Day Two: Everything near the door will be fucked up, fanning out from it like the keyhole was the exhaust outflow from a jet engine. Cushions will be thrown off furniture, toys will be ripped to pieces, and their stuffing strewn about the living room like a Sigfried & Roy show after a particularly “off” night.

You will have a damaged rotator cuff after the walk, and for the first fifteen minutes have little hippie sit-ins if she doesn’t get to go where she wants.

Day Three: All of the above, plus she suddenly doesn’t understand the plain English everyone including her knows that we know she knows, such as “Would you please stop raping my personal space and person, sweetie?” Additionally, she becomes an intolerable ball of annoyance, and your shit could turn up anywhere in the house, destroyed to varying degrees.  

You have put her behind schedule. She will now be executing her carefully orchestrated business plan, and you are her employee and deep subordinate in this affair.  

Day Four:

I have seen this only once, and it was enough.

It is said that when Pandora opened her box all the evils of the world came flooding out to bite and sting mankind for the sin of Prometheus’ defiance of the Olympian gods; the sin being that Prometheus felt bad seeing humans walking their dogs in the freezing cold and gave them fire so they could enjoy a few pleasant evenings by the fireplace drinking wine and relaxing.  
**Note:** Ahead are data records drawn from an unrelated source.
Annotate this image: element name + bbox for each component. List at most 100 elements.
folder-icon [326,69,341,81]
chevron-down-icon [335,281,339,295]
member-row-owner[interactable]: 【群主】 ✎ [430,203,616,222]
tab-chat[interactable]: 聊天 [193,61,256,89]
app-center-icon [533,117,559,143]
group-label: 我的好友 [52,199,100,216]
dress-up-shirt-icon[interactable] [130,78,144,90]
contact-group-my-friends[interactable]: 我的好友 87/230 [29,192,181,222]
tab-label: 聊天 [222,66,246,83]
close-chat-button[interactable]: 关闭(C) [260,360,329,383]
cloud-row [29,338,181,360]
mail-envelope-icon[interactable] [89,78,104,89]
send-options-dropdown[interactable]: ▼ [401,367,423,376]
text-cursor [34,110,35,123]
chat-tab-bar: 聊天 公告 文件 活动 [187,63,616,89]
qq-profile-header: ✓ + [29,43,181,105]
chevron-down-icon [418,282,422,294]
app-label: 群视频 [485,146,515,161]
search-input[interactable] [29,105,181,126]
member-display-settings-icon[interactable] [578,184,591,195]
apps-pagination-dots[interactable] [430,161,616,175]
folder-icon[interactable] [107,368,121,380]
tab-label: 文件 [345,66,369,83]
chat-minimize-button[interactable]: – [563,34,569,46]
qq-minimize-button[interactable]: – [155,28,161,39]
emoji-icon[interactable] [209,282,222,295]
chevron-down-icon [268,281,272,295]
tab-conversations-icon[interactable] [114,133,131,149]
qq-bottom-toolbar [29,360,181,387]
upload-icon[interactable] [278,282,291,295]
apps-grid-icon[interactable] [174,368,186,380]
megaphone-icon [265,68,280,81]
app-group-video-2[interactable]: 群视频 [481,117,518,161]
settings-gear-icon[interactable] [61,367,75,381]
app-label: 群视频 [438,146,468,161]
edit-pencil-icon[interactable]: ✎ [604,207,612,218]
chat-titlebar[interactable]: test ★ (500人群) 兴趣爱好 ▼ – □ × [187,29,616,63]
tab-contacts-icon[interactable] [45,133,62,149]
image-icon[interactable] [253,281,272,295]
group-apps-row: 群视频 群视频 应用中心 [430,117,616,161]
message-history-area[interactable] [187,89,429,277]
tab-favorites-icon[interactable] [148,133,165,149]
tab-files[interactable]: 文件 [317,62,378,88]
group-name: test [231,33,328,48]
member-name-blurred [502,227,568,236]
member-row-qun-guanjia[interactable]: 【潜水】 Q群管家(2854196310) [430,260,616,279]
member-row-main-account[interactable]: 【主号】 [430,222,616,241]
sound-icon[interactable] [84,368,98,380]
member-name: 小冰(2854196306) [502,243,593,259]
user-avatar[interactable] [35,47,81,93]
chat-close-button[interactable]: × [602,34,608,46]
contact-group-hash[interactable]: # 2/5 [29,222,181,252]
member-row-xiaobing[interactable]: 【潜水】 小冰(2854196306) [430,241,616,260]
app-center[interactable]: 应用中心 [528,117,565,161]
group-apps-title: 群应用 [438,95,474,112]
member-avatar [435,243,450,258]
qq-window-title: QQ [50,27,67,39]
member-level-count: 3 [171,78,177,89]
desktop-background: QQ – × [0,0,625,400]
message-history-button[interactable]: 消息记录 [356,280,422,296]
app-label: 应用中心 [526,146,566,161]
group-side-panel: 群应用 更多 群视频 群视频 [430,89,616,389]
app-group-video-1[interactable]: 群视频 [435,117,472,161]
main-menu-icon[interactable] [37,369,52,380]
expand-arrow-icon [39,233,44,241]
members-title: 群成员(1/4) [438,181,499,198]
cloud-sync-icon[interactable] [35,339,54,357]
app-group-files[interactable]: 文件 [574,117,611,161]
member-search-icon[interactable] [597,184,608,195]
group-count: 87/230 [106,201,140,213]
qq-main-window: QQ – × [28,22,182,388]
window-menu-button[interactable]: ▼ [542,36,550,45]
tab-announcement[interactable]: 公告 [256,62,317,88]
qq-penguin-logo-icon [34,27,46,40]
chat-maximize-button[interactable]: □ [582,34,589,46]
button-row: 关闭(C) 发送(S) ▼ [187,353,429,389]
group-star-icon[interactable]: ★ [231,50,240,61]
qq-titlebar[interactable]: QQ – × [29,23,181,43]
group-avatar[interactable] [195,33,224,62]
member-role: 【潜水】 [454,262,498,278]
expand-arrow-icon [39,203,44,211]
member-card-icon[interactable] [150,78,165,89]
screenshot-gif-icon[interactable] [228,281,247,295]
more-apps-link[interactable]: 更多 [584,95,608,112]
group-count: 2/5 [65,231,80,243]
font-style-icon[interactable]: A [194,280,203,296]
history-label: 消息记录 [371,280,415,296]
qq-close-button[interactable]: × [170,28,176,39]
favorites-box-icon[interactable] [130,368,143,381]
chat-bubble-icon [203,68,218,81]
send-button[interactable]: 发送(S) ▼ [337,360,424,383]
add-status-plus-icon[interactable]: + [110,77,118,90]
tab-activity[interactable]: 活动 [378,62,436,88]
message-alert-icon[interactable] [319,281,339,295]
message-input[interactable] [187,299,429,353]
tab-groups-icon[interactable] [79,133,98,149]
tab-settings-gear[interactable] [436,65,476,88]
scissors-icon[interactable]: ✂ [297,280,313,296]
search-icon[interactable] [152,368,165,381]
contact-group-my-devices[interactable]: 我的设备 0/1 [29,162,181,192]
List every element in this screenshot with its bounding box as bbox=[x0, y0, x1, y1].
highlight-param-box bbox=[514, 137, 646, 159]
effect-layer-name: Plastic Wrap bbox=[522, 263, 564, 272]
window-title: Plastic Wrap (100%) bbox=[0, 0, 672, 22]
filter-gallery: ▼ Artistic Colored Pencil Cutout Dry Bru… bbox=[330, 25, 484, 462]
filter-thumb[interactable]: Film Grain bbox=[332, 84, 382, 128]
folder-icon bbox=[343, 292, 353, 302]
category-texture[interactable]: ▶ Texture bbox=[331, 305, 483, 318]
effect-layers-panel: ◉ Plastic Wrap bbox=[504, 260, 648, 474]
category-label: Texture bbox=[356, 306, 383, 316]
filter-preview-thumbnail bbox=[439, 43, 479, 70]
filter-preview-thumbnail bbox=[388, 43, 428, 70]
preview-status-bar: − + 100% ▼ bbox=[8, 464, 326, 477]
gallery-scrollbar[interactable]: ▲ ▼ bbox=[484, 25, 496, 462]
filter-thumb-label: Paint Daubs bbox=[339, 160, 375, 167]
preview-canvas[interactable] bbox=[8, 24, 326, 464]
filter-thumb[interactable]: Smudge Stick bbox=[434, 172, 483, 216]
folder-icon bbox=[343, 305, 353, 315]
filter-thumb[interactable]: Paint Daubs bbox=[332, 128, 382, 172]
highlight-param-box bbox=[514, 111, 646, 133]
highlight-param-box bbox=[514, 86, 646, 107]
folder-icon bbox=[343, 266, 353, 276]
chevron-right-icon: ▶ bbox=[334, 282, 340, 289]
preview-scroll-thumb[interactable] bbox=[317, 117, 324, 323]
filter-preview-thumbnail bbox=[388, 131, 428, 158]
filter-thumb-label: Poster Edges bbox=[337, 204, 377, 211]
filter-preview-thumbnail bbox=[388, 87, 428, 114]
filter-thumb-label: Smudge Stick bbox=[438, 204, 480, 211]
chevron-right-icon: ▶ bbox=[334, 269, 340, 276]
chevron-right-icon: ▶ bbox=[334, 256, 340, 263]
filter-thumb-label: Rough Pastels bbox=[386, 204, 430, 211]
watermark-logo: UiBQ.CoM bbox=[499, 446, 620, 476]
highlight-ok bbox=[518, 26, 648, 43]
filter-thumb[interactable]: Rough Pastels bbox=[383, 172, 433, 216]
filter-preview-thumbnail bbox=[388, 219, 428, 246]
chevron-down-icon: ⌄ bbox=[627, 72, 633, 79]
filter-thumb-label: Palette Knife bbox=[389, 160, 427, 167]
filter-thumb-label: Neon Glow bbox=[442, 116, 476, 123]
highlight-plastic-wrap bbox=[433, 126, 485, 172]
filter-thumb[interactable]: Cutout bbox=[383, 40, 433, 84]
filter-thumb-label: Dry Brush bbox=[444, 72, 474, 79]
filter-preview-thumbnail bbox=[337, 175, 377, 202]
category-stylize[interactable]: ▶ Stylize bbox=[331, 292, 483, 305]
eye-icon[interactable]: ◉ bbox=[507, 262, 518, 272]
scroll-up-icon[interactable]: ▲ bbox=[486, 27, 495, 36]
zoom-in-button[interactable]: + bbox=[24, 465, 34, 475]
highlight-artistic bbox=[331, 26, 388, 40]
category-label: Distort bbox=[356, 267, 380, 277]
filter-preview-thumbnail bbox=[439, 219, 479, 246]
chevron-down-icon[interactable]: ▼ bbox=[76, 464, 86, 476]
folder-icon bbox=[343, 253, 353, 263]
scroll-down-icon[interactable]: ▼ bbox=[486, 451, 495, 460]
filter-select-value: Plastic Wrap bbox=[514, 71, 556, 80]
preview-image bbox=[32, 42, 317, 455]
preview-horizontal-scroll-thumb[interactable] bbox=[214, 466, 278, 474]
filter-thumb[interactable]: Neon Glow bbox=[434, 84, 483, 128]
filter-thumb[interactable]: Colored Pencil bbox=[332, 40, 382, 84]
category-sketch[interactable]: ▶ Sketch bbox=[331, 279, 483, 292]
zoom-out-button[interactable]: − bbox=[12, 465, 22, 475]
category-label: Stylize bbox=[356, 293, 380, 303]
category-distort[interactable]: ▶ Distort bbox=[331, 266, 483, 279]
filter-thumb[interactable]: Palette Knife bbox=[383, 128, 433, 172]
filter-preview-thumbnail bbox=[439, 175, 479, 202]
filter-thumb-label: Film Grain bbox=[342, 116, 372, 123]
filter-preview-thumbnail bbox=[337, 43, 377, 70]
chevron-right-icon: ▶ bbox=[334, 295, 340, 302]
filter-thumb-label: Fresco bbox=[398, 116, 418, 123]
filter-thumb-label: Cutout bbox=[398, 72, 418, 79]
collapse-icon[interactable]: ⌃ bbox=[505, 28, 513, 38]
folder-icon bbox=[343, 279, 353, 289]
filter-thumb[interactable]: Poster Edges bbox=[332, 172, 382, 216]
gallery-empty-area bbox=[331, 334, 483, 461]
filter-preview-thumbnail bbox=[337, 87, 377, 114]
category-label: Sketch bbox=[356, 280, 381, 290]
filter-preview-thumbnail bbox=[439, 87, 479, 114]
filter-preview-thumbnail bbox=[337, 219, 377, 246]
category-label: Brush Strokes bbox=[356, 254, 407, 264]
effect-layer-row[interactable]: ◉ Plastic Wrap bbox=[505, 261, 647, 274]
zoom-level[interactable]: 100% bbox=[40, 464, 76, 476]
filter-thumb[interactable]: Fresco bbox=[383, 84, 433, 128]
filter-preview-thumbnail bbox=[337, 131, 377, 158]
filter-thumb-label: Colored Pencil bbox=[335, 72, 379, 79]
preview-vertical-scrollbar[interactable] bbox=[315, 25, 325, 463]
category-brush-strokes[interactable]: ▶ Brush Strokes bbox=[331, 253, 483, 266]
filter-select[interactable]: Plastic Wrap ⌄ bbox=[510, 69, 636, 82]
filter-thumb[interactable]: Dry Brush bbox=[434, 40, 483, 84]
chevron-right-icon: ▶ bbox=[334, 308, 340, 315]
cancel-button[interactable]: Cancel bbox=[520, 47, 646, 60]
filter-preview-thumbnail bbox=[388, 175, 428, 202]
This is in part true, and in part incorrect.

You see, the Brittany-From-A-Rescue going on four days without a walk is similar to Pandora’s Box in that it will unleash all the horrors of the world upon you. However, unlike the box, these plagues do not simply escape and fly off. Like an industrial sewage line, the Brittany-From-A-Rescue will expel them in an unending, high-pressure torrent of feces…forever. And unapologetically so. You will walk in the house and find objects you know damned well she had no physical means of getting, much less even lifting, in places she shouldn’t be able to get them. You may walk into the bedroom and find an upside-down filthy wheel barrow from the garage sitting in the middle of the bed, with the dog sitting next to it, staring into your eyes and wagging the middle finger that is its tail with total self-satisfaction that this act is both just and warranted.

The explanation for this comes from a far, far over-repeated falsidical maxim about the nature of dogs: “The dog is man’s best friend.”

Total. Bullshit.

“The dog is man’s best business partner…”. Therein lies the fallacy. Your friend understands that you can’t be there and keeps his shit together. However, if your dog decides you are not holding up your end of the bargain, i.e. hang out when it wants, give it the attention it desires and walk it consistently, it feels justified in dispensing of its obligations as well—being “man’s best friend” chief among them. 

If you have a dog you know this somewhat nihilistic explanation is a fact. Yes, they are wonderful to us, but is it really being a friend when you forget to walk them and you come home to a canoe you don’t own sticking halfway through a broken window the dog shouldn’t be able to reach?

Not really. Or at least according to my definition of “friend.”